Sanatın ince ruhlara dağılması, aslında bir tür ‘iyicil-yatıştırıcı’ etki yapar ve sanatla beslenen ruhlar canlı ve gürbüz kalır. Bir tür duyusal yücelme eylemidir bu. Estetiğin ülküsü, bu olayı bütün ruhlara yayarak aktarmak olmalıdır. Böylece sevgi ve paylaşım dolu yüce ruhlar ortaya çıkacaktır. Sanatın böyle bir görevi olmadığını söyleyenler ise “Estetiğin İdeolojisi”ni* reddediyorlar demektir. Marksizmin sanata bakışı sanatı özgül değerleri içinde algılarken onu insan yararına kullanma amacı taşır. Ama sanatçıyı çok çeşitli nedenlerle böyle bir yapıya çekmek zordur. Tabii ki devletleri de…Burada ince bir ayrım var: Tarkovski’ye göre sinema izleyicinin düzeyine inmeye çalışmamalıdır. Yani şöyle: sanat toplum yararına bir işlev üstlenirken, sanatı sanat yapan ölçütleri de var saymak zorunda. Asıl problem, üst boyuttaki sanatın tadını ve değerini geniş kitlelere yayma problemidir. Birileri elbette salt kişisel nedenlerle, dünyanın bütün ülkelerinde sanatı içselleştirerek izleyen insanların küçük bir azınlık olduğunu öne süreceklerdir. Oysa bizim toplumcu bakışımız da bunun böyle olması gerekmediği gerçeği üzerine kuruludur. Üst dil içeren bir yapıtın güzelliğinin tadına bütün bir ulusun varması devletlerin politikası olmak zorunda; ancak insanları tüketim araçlarıyla bloke eden kapitalizmin böyle bir niyeti yoktur/olmayacaktır da. Yaratılan şeylerdeki dile bir bakarsak, bu yüzyılda dünyada olan gelişim ve değişimin sanata yansımaması olanaksız. Zaten eğer bu yansımıyorsa, sanat da çağa tanıklık etme görevini yerine getirme ülküsünden ve gerekliliğinden yoksundur. James Joyce okumak zordur, Kafka da, Virginia Woolf da. Ancak bu yazarların bu yüzyıla kattıkları şeylerin üstün nitelikleri ortada. İnsandaki düşünme ve estetik algılama biçimlerine de dolaylı yoldan etki eder bu tür yazarlar ve kitapları. Toplumun estetik algısı da böyle değişir ve de bu algı siyasal algıyı da etkiler. Devletlerden birçoğunun sanatı sevmeyişi de bundandır.

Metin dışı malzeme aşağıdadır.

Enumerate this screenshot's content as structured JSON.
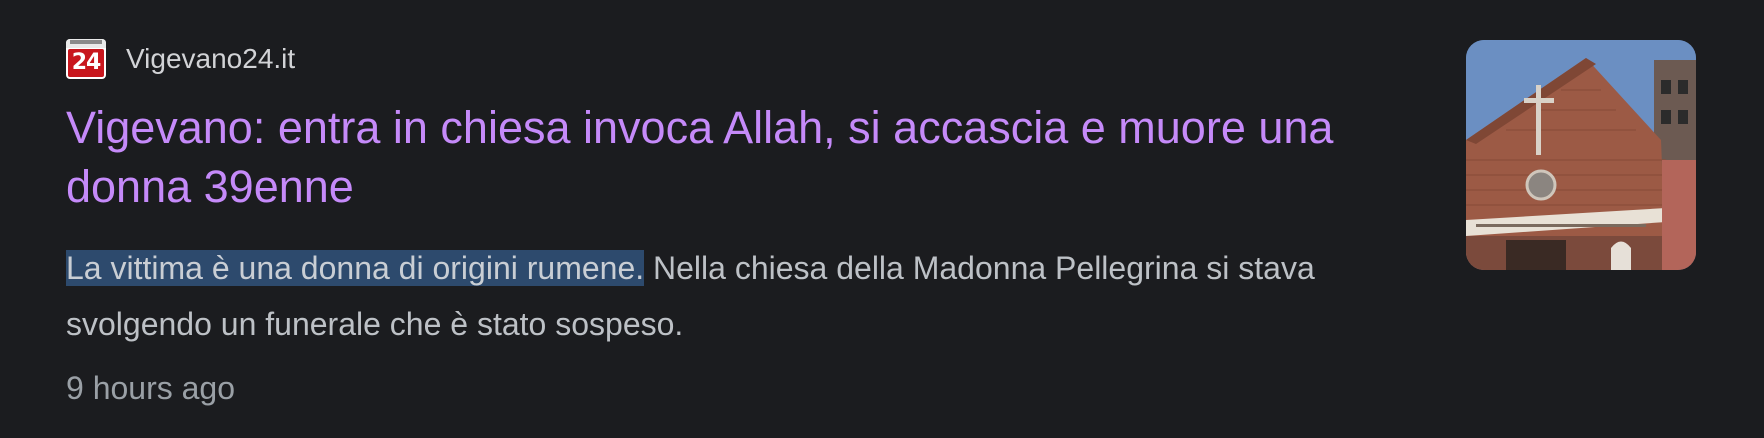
{
  "source": {
    "favicon_icon": "vigevano24-logo-icon",
    "favicon_text": "24",
    "name": "Vigevano24.it"
  },
  "article": {
    "title": "Vigevano: entra in chiesa invoca Allah, si accascia e muore una donna 39enne",
    "snippet_highlighted": "La vittima è una donna di origini rumene.",
    "snippet_rest": " Nella chiesa della Madonna Pellegrina si stava svolgendo un funerale che è stato sospeso.",
    "time": "9 hours ago",
    "thumbnail_icon": "church-photo-thumbnail"
  },
  "colors": {
    "background": "#1b1c1f",
    "title": "#c58af9",
    "snippet": "#bdc1c6",
    "selection": "#2d4a6d",
    "meta": "#9aa0a6"
  }
}
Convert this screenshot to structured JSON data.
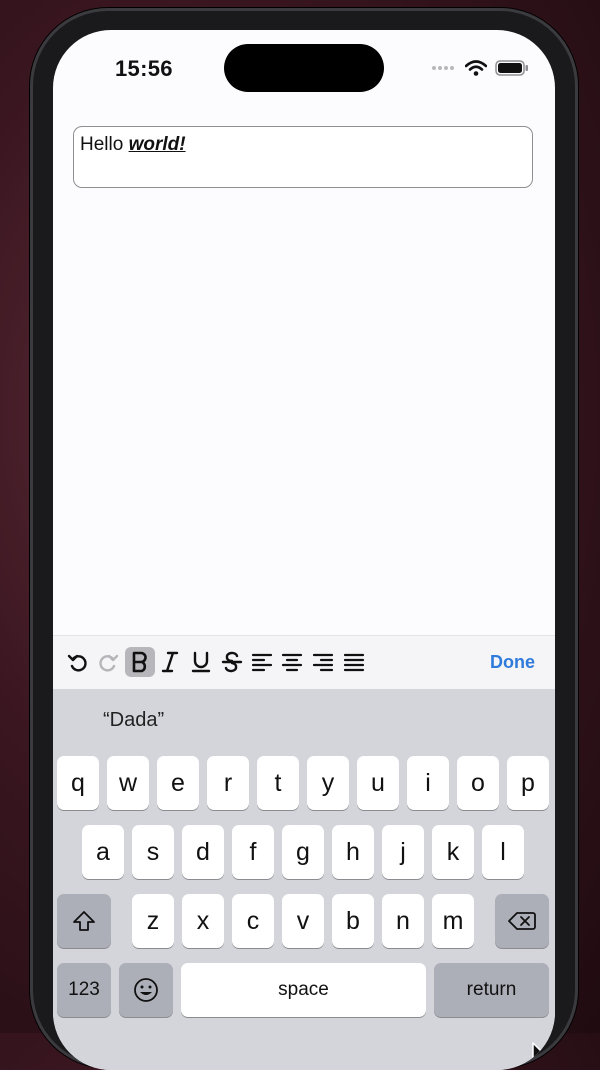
{
  "status_bar": {
    "time": "15:56"
  },
  "editor": {
    "text_plain": "Hello ",
    "text_styled": "world!"
  },
  "toolbar": {
    "buttons": [
      {
        "name": "undo",
        "icon": "undo-icon"
      },
      {
        "name": "redo",
        "icon": "redo-icon"
      },
      {
        "name": "bold",
        "icon": "bold-icon",
        "active": true
      },
      {
        "name": "italic",
        "icon": "italic-icon"
      },
      {
        "name": "underline",
        "icon": "underline-icon"
      },
      {
        "name": "strikethrough",
        "icon": "strikethrough-icon"
      },
      {
        "name": "align-left",
        "icon": "align-left-icon"
      },
      {
        "name": "align-center",
        "icon": "align-center-icon"
      },
      {
        "name": "align-right",
        "icon": "align-right-icon"
      },
      {
        "name": "justify",
        "icon": "justify-icon"
      }
    ],
    "done_label": "Done",
    "accent_color": "#2f7bdc"
  },
  "keyboard": {
    "suggestion": "“Dada”",
    "row1": [
      "q",
      "w",
      "e",
      "r",
      "t",
      "y",
      "u",
      "i",
      "o",
      "p"
    ],
    "row2": [
      "a",
      "s",
      "d",
      "f",
      "g",
      "h",
      "j",
      "k",
      "l"
    ],
    "row3": [
      "z",
      "x",
      "c",
      "v",
      "b",
      "n",
      "m"
    ],
    "numbers_label": "123",
    "space_label": "space",
    "return_label": "return"
  }
}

Geçmiş çağın sanatının üzerine çok şey koyan (ve geçmiş yazımda da değindiğim) iki sanatçıyı da anarak bitirelim: Christian Boltanski ve Benoit Maire’in ürettikleri işler hem sosyolojik, bazen mistik, çoğu kez de kavramsal yapılar içeriyor.
Elbette gizli bir ideolojik yapı da.
Sanat insanın, doğanın ve anlamın kalbine bir şey eklerse değerli ve derinlikli olabiliyor kanımca. Elbette felsefenin izlerinin (özellikle bu çağda) bütün yaratımlarda parıldamak zorunda olduğunu unutmadığı ölçüde.